Pour relativiser : les salaires suisses sont aussi nettement plus élevés. Un ingénieur gagne 100 000 à 140 000 CHF par an, un cadre en finance 150 000 à 250 000 CHF. Le pouvoir d'achat reste souvent supérieur, mais l'écart n'est pas aussi spectaculaire que le salaire brut le laisse croire. Faites vos calculs avant de signer.
Si le coût de la vie suisse vous effraie, d'autres destinations offrent un meilleur rapport qualité-prix. Regardez notre guide fiscal du Portugal ou notre guide fiscal de l'Espagne pour une comparaison intéressante.
9. Démarches pour s'installer en Suisse
S'installer en Suisse en tant qu'Européen est relativement simple, grâce aux accords bilatéraux avec l'UE. Voici les étapes clés :
- Trouver un emploi ou prouver des moyens financiers : la Suisse accorde le permis B aux citoyens UE/AELE qui ont un contrat de travail ou qui démontrent des ressources suffisantes
- S'enregistrer auprès de la commune : dans les 14 jours suivant votre arrivée, vous devez vous annoncer au contrôle des habitants de votre commune de résidence
- Souscrire une assurance maladie : vous avez 3 mois pour choisir une caisse maladie (LAMal). Ne tardez pas, le délai est strict
- Ouvrir un compte bancaire : UBS, Credit Suisse (désormais UBS), PostFinance, Raiffeisen. Munissez-vous de votre permis de séjour, passeport et justificatif de domicile
- Obtenir un permis de conduire suisse : votre permis français est valable 12 mois. Ensuite, échange obligatoire (sans examen pour les permis UE)
L'assurance maladie est à souscrire dans les 3 mois suivant l'arrivée. Comparez les primes sur comparis.ch ou priminfo.admin.ch avant de choisir.
Pour les non-Européens, la procédure est plus complexe. La Suisse applique un système de quotas pour les permis B hors UE. Votre employeur doit prouver qu'aucun candidat suisse ou européen ne pouvait occuper le poste. Les profils hautement qualifiés (cadres, spécialistes IT, chercheurs) passent plus facilement.
Vous hésitez sur votre destination ? Notre quiz Fiscalia vous aide à trouver le pays le plus adapté à votre profil en quelques minutes.
10. FAQ : fiscalité suisse pour expatriés
Quel est le taux d'imposition en Suisse pour un expatrié ?

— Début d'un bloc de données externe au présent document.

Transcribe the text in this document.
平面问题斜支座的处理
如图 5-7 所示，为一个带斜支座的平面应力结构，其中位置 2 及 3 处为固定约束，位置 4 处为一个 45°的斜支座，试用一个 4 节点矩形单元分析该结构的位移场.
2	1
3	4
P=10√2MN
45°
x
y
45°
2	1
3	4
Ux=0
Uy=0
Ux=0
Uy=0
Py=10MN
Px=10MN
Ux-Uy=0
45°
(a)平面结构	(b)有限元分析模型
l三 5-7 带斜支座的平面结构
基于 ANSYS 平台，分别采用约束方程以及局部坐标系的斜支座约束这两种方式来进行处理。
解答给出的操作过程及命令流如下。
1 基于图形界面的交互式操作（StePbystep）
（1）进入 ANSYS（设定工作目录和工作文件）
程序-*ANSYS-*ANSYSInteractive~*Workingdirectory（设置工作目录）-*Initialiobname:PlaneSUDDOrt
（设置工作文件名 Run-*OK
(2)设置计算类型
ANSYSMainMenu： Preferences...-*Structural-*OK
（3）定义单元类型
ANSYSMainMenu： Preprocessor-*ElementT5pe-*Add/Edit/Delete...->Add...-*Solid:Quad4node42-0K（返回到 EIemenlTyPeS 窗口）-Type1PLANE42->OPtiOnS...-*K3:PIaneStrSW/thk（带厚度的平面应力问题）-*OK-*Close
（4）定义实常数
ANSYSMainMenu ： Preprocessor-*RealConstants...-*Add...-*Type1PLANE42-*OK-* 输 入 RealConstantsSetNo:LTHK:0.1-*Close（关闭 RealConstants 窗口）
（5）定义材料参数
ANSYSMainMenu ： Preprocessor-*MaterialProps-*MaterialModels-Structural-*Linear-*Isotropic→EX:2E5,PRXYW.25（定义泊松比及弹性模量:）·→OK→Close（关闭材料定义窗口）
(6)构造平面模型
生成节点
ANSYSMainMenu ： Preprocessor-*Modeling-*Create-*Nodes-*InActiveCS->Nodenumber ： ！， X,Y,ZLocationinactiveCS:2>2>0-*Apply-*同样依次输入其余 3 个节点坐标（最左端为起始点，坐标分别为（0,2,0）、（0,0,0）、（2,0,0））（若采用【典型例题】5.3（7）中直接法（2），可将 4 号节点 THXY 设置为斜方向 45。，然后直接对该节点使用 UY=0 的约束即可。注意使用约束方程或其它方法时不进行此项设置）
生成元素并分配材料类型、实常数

Le taux effectif total varie de 22 % (Zoug) à 45 % (Genève) selon le canton, la commune et la situation familiale. L'impôt fédéral seul plafonne à 11,5 %.

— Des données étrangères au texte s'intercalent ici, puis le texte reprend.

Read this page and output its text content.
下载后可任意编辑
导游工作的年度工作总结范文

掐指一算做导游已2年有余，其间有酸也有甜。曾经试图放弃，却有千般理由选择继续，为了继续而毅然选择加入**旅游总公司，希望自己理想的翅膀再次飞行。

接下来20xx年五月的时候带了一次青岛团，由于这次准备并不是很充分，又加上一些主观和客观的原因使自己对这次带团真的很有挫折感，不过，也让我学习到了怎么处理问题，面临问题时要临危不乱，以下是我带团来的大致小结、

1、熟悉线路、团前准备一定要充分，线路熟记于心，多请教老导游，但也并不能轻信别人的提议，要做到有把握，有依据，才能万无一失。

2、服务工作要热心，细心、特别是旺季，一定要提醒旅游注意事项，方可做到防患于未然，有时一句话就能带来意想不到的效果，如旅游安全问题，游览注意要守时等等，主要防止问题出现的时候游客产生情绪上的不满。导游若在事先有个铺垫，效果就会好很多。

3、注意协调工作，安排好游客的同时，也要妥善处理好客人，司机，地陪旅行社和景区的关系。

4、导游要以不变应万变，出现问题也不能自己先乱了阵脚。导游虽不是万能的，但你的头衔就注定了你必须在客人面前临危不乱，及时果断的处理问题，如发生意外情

Comment fonctionne le forfait fiscal suisse ?
Le forfait fiscal taxe vos dépenses de train de vie (minimum 400 000 à 600 000 CHF) au lieu de vos revenus réels. Réservé aux étrangers non actifs en Suisse, nouveaux résidents.

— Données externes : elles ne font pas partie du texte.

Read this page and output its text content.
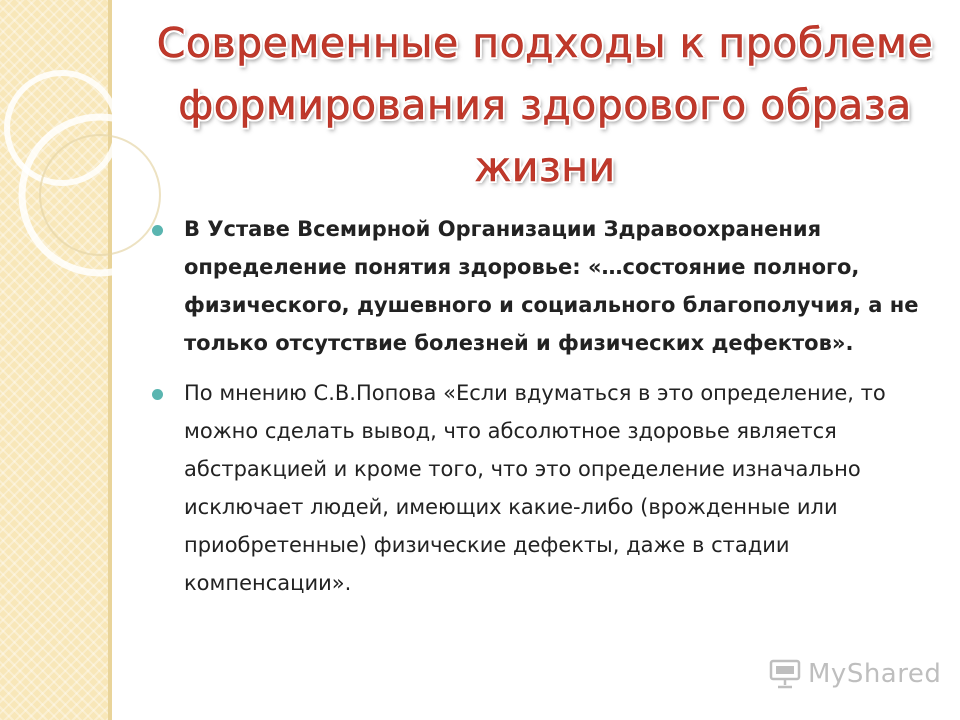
Современные подходы к проблеме формирования здорового образа жизни
В Уставе Всемирной Организации Здравоохранения определение понятия здоровье: «…состояние полного, физического, душевного и социального благополучия, а не только отсутствие болезней и физических дефектов».
По мнению С.В.Попова «Если вдуматься в это определение, то можно сделать вывод, что абсолютное здоровье является абстракцией и кроме того, что это определение изначально исключает людей, имеющих какие-либо (врожденные или приобретенные) физические дефекты, даже в стадии компенсации».
MyShared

La Suisse est-elle un paradis fiscal ?
Pas pour tout le monde. Des cantons comme Zoug offrent des taux bas (22 %), mais Genève taxe à 45 %. L'absence d'impôt sur les plus-values privées est le vrai avantage structurel.
Faut-il payer des impôts en France si on vit en Suisse ?
Non, si vous êtes résident fiscal suisse. La convention France-Suisse élimine la double imposition. Attention toutefois à l'exit tax sur les plus-values latentes si vous détenez des participations.
Combien coûte l'assurance maladie en Suisse ?
Environ 465 CHF par mois pour un adulte et 120 CHF par enfant. Elle est obligatoire, individuelle, et non subventionnée par l'employeur. Franchise annuelle de 300 à 2 500 CHF.
Quel canton choisir pour payer moins d'impôts ?
Zoug, Schwyz, Nidwald et Obwald sont les cantons les plus avantageux fiscalement. L'arc lémanique (Genève, Vaud) est le plus taxé. La Suisse centrale reste le meilleur choix pour optimiser.